Hier kommt die Wirtschaftlichkeit ins Spiel: Firmen wollen stets an eine maximal große Zielgruppe verkaufen können. Je weniger Menschen potenziell ein Produkt kaufen würden, desto kleiner die Chance, dass es eine bestimmte Ware in einer Region gibt.
Das können Sie beispielsweise gut daran erkennen, wie extrem unterschiedlich das Sortiment der weltweit operierenden Fast-Food-Kette McDonalds zwischen einzelnen Ländern ist. Der Grund dafür: Die Geschmäcker sind aus multiplen kulturellen Gründen verschieden. Das heißt zwar nicht, dass bestimmte Dinge nicht auch Menschen in anderen Gegenden schmecken würden. Bloß gibt es dort einfach nicht genug davon. Also landet eine Ware dort nicht im Handel.
2. UNTERSCHIEDLICHE GESETZGEBUNGEN
Jedes Land hat seine eigenen Gesetze. Und diese können teils extrem unterschiedlich ausgeprägt sein. So könnten Sie aus exakt diesem Grund in den meisten US-Bundesstaaten als Volljähriger problemlos Dosen mit Kautabak erwerben – während in sehr vielen EU-Ländern derartige Tabakprodukte nicht verkauft werden dürfen.
Was diverse Alltagswaren anbelangt, existiert nur ein beinahe weltweit gültiges Regelwerk: Die Good Manufacutring Practice (GMP), angestoßen 1968 von der Weltgesundheitsorganisation (WHO). Diese Regularien betreffen Materialien und Gegenstände, die über die gesamte Prozesskette mit Arzneien, Lebensmitteln und Futtermitteln in Kontakt kommen. Aber: Selbst diese Regeln sind durch die notwendige Umwandlung in nationales Recht teils etwas unterschiedlich.
Aus diesem Grund ist beispielsweise der Verkauf von Rohmilch in vielen Ländern verboten, in anderen Gegenden nicht. Hinzu kommen außerdem noch
- Exportverbote
- Importverbote
- Straf- und Schutzzölle
Doch einen Trost gibt es für Sie: Gesetze ändern sich.
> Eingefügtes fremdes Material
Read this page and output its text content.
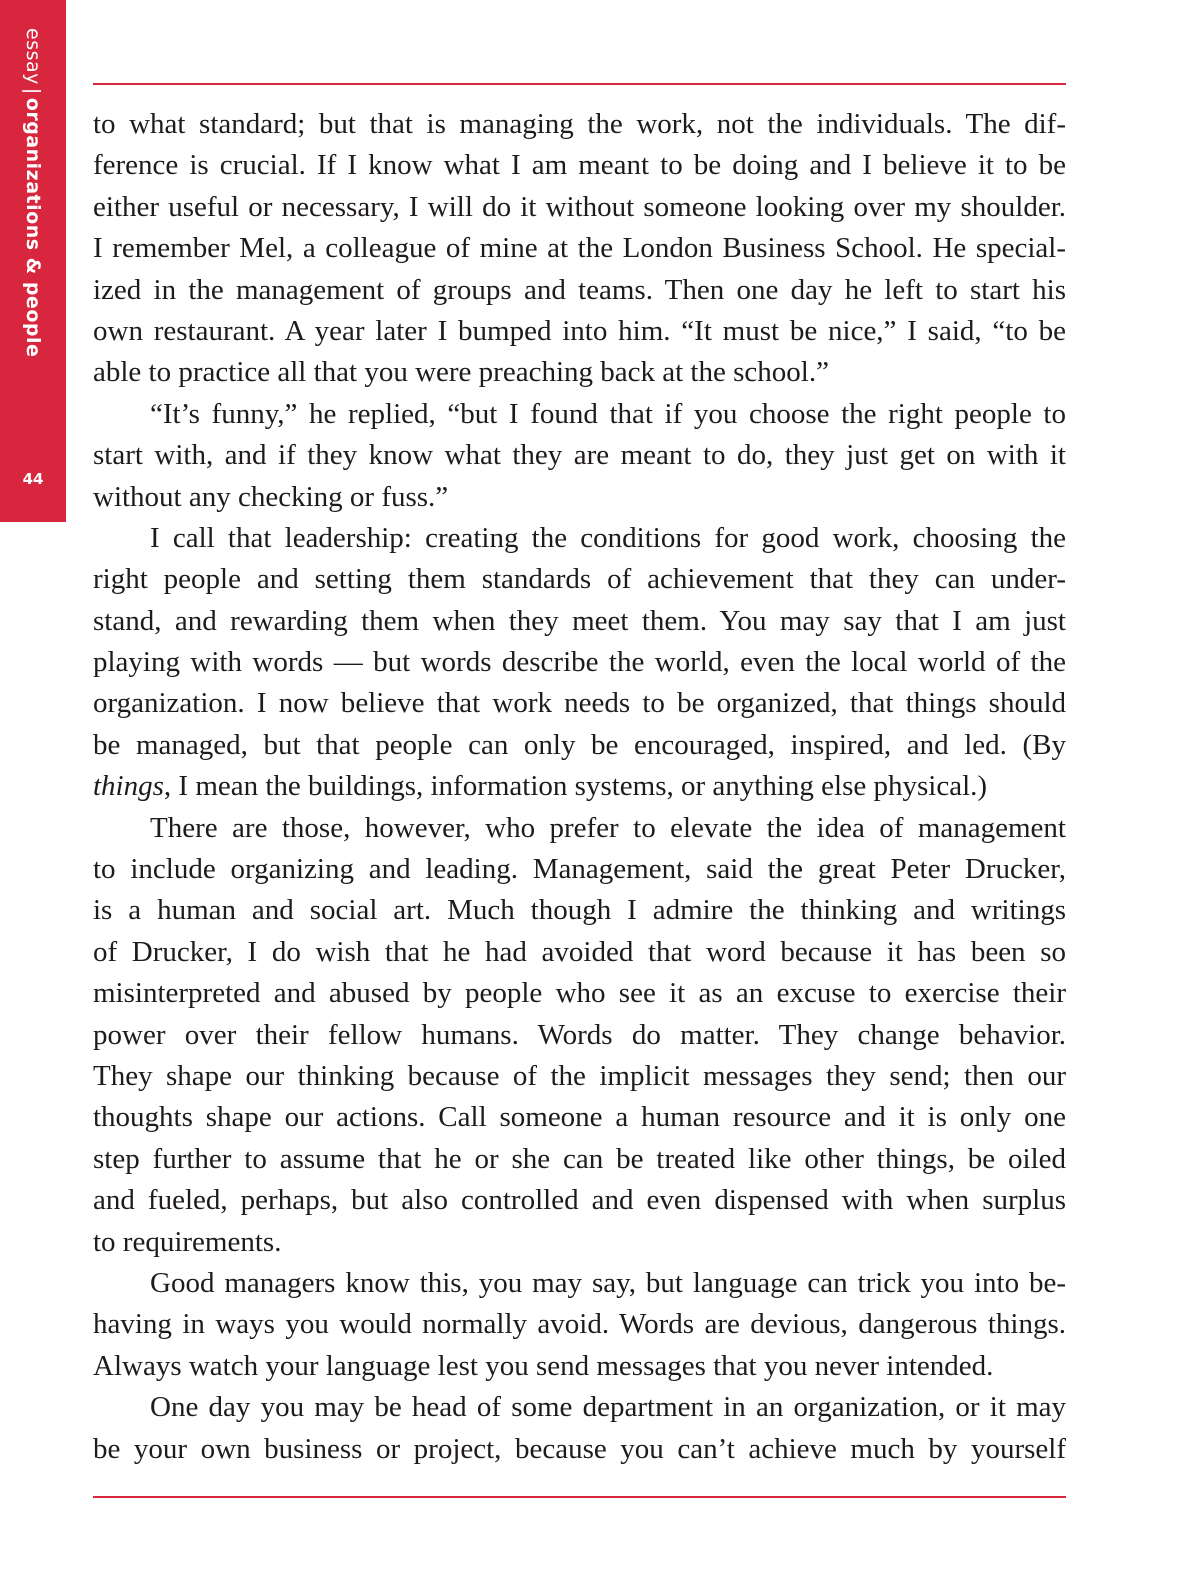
essay|organizations & people
44

to what standard; but that is managing the work, not the individuals. The dif-
ference is crucial. If I know what I am meant to be doing and I believe it to be
either useful or necessary, I will do it without someone looking over my shoulder.
I remember Mel, a colleague of mine at the London Business School. He special-
ized in the management of groups and teams. Then one day he left to start his
own restaurant. A year later I bumped into him. “It must be nice,” I said, “to be
able to practice all that you were preaching back at the school.”

“It’s funny,” he replied, “but I found that if you choose the right people to
start with, and if they know what they are meant to do, they just get on with it
without any checking or fuss.”

I call that leadership: creating the conditions for good work, choosing the
right people and setting them standards of achievement that they can under-
stand, and rewarding them when they meet them. You may say that I am just
playing with words — but words describe the world, even the local world of the
organization. I now believe that work needs to be organized, that things should
be managed, but that people can only be encouraged, inspired, and led. (By
things, I mean the buildings, information systems, or anything else physical.)

There are those, however, who prefer to elevate the idea of management
to include organizing and leading. Management, said the great Peter Drucker,
is a human and social art. Much though I admire the thinking and writings
of Drucker, I do wish that he had avoided that word because it has been so
misinterpreted and abused by people who see it as an excuse to exercise their
power over their fellow humans. Words do matter. They change behavior.
They shape our thinking because of the implicit messages they send; then our
thoughts shape our actions. Call someone a human resource and it is only one
step further to assume that he or she can be treated like other things, be oiled
and fueled, perhaps, but also controlled and even dispensed with when surplus
to requirements.

Good managers know this, you may say, but language can trick you into be-
having in ways you would normally avoid. Words are devious, dangerous things.
Always watch your language lest you send messages that you never intended.

One day you may be head of some department in an organization, or it may
be your own business or project, because you can’t achieve much by yourself
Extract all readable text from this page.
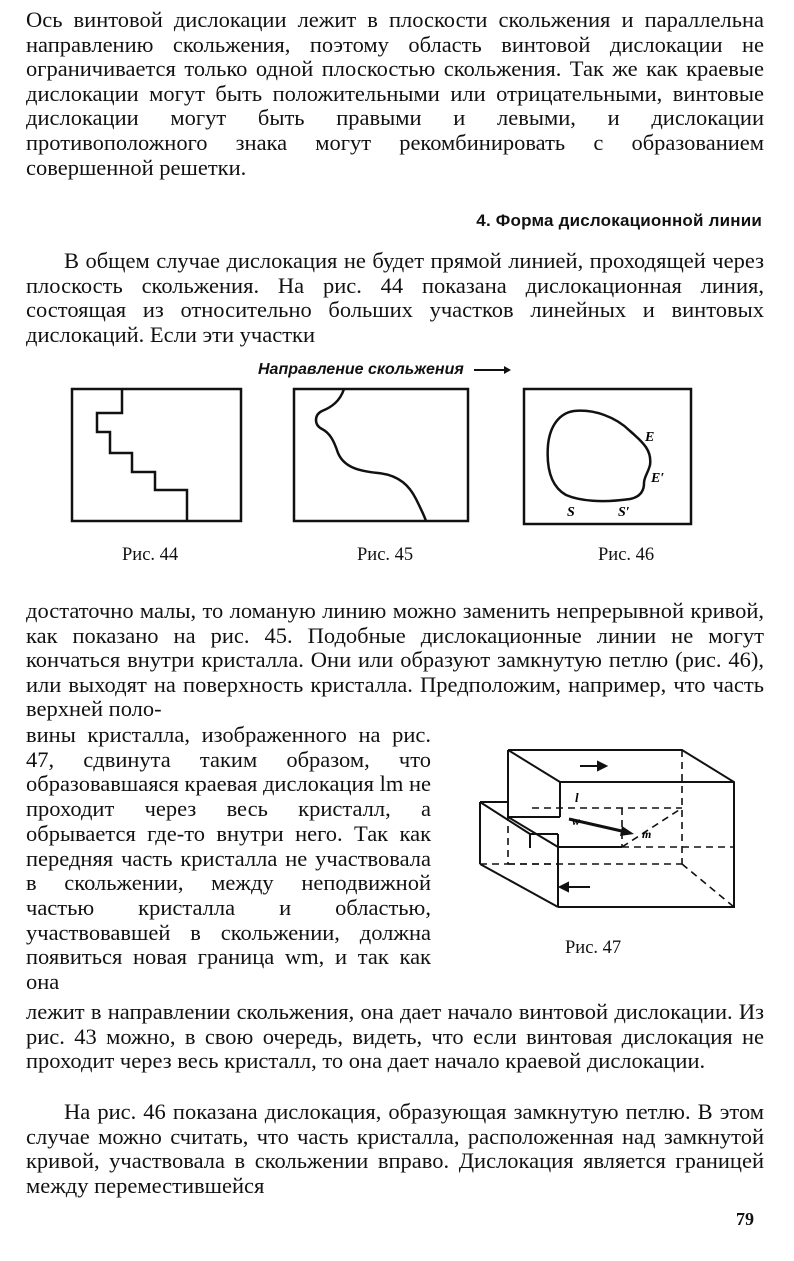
Ось винтовой дислокации лежит в плоскости скольжения и параллельна направлению скольжения, поэтому область винтовой дислокации не ограничивается только одной плоскостью скольжения. Так же как краевые дислокации могут быть положительными или отрицательными, винтовые дислокации могут быть правыми и левыми, и дислокации противоположного знака могут рекомбинировать с образованием совершенной решетки.

4. Форма дислокационной линии

В общем случае дислокация не будет прямой линией, проходящей через плоскость скольжения. На рис. 44 показана дислокационная линия, состоящая из относительно больших участков линейных и винтовых дислокаций. Если эти участки

Направление скольжения
Рис. 44	Рис. 45
E
E′
S	S′
Рис. 46

достаточно малы, то ломаную линию можно заменить непрерывной кривой, как показано на рис. 45. Подобные дислокационные линии не могут кончаться внутри кристалла. Они или образуют замкнутую петлю (рис. 46), или выходят на поверхность кристалла. Предположим, например, что часть верхней поло-

вины кристалла, изображенного на рис. 47, сдвинута таким образом, что образовавшаяся краевая дислокация lm не проходит через весь кристалл, а обрывается где-то внутри него. Так как передняя часть кристалла не участвовала в скольжении, между неподвижной частью кристалла и областью, участвовавшей в скольжении, должна появиться новая граница wm, и так как она

l
w
m
Рис. 47

лежит в направлении скольжения, она дает начало винтовой дислокации. Из рис. 43 можно, в свою очередь, видеть, что если винтовая дислокация не проходит через весь кристалл, то она дает начало краевой дислокации.

На рис. 46 показана дислокация, образующая замкнутую петлю. В этом случае можно считать, что часть кристалла, расположенная над замкнутой кривой, участвовала в скольжении вправо. Дислокация является границей между переместившейся

79
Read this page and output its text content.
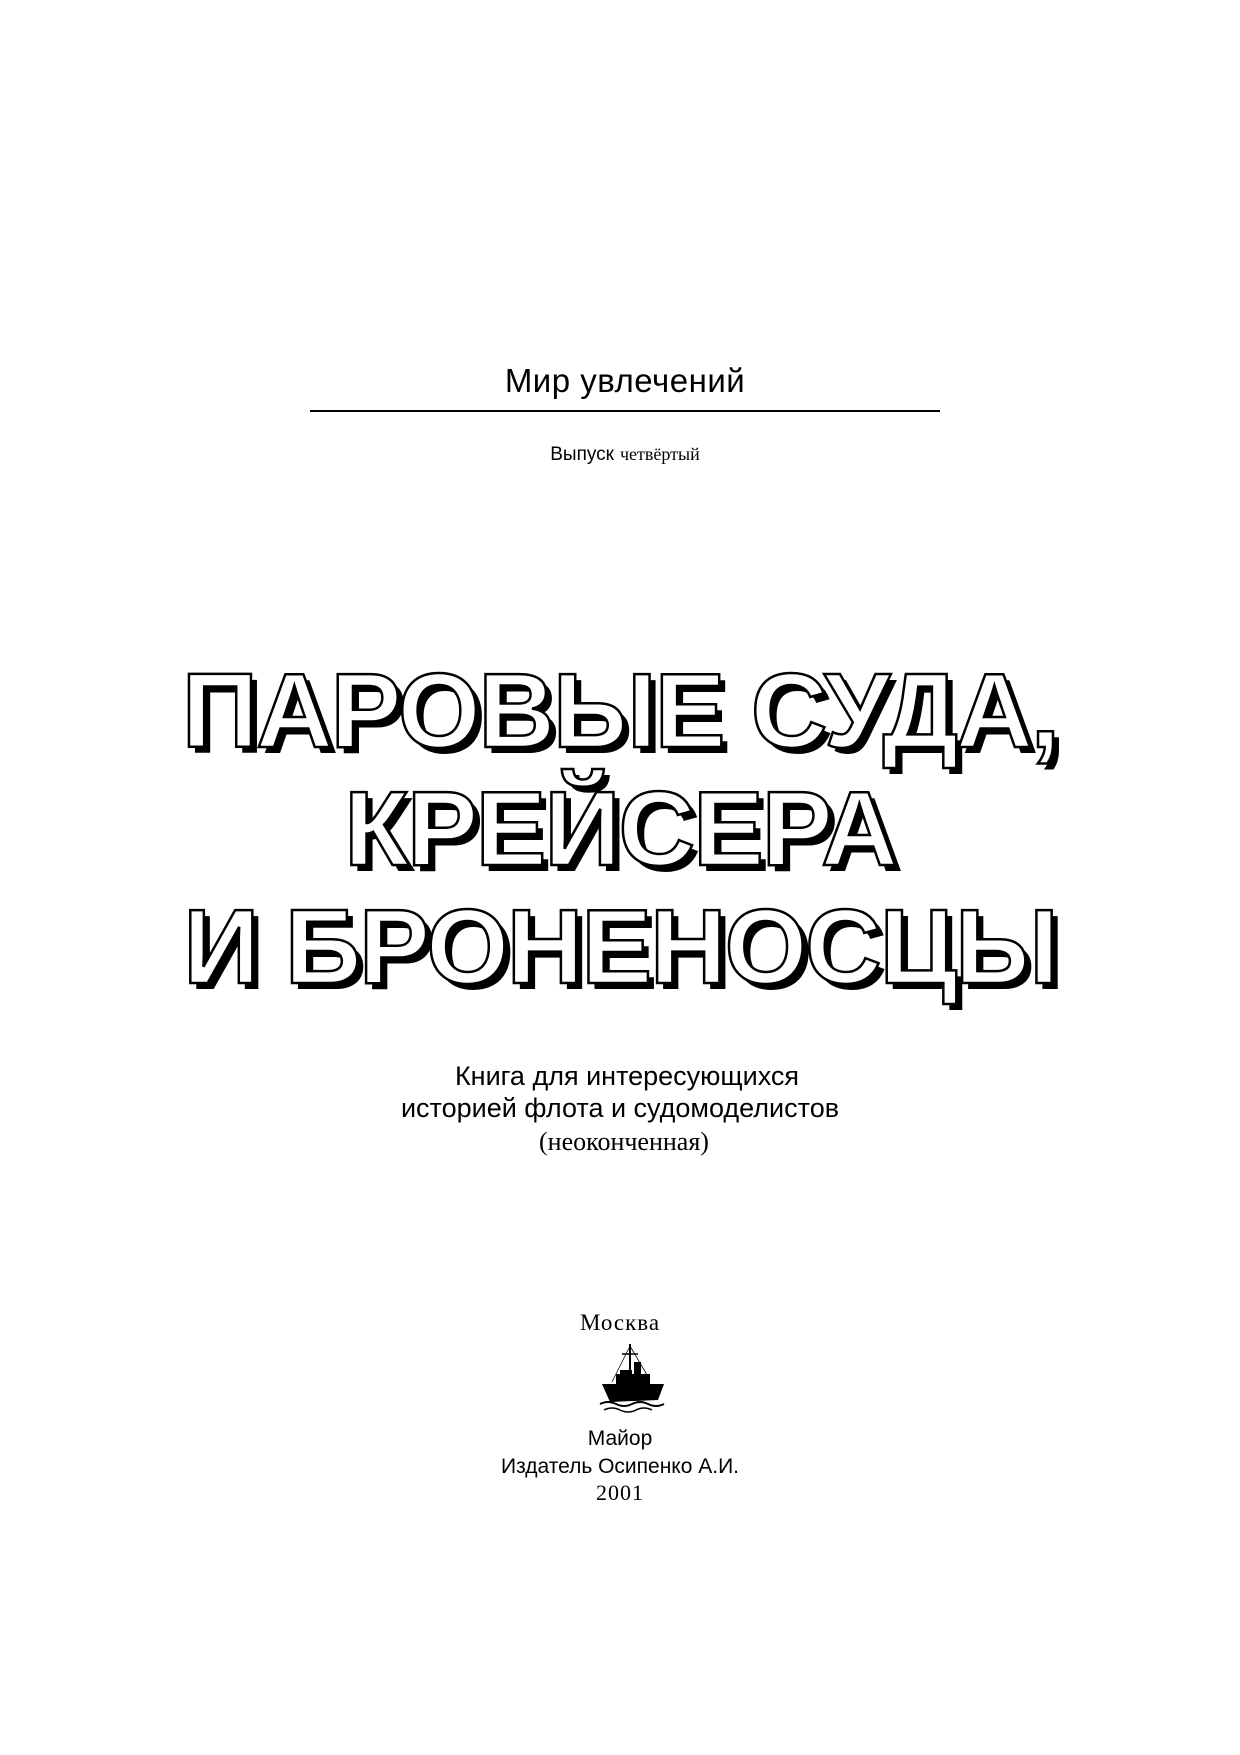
Мир увлечений
Выпуск четвёртый
ПАРОВЫЕ СУДА,
КРЕЙСЕРА
И БРОНЕНОСЦЫ
Книга для интересующихся
историей флота и судомоделистов
(неоконченная)
Москва
Майор
Издатель Осипенко А.И.
2001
Bis weit in die 1990er etwa hätten Sie in Deutschland kein einziges ausländisches Bier bekommen und nicht einmal einheimische Biermischgetränke. Der Grund: Bis zu einer Gesetzesänderung wurde das Reinheitsgebot extrem streng ausgelegt.
3. ZU KLEINE FIRMEN
Hinter vielen Marken und Produkten des täglichen Bedarfs stehen internationale Großkonzerne wie beispielsweise Unilever, Nestlé oder Anheuser-Busch-InBev. Für solche Unternehmen wäre es, sofern die Zielgruppenanalysen passen und die Gesetze stimmen, ein Leichtes, ein bisher nur in bestimmten Ländern verkauftes Produkt in anderen Staaten in den Handel zu bringen.
Bloß: Längst nicht alles, was wir weltweit konsumieren, stammt von solchen Superkonzernen. Vieles wird stattdessen von kleinen Firmen und lokalen Herstellern fabriziert. In diesem Fall haben diese mitunter schlichtweg nicht die Kapazitäten, um noch weitere Märkte zu bedienen.
An dieser Stelle müssen Sie einmal mehr bedenken, wie sehr selbst das köstlichste Produkt stets vom Gebot der Wirtschaftlichkeit bestimmt wird. Der Hersteller muss es gewinnträchtig verkaufen – und ein Expandieren in andere Märkte ist nicht nur aufwendig und daher teuer, sondern immer mit Risiken verbunden.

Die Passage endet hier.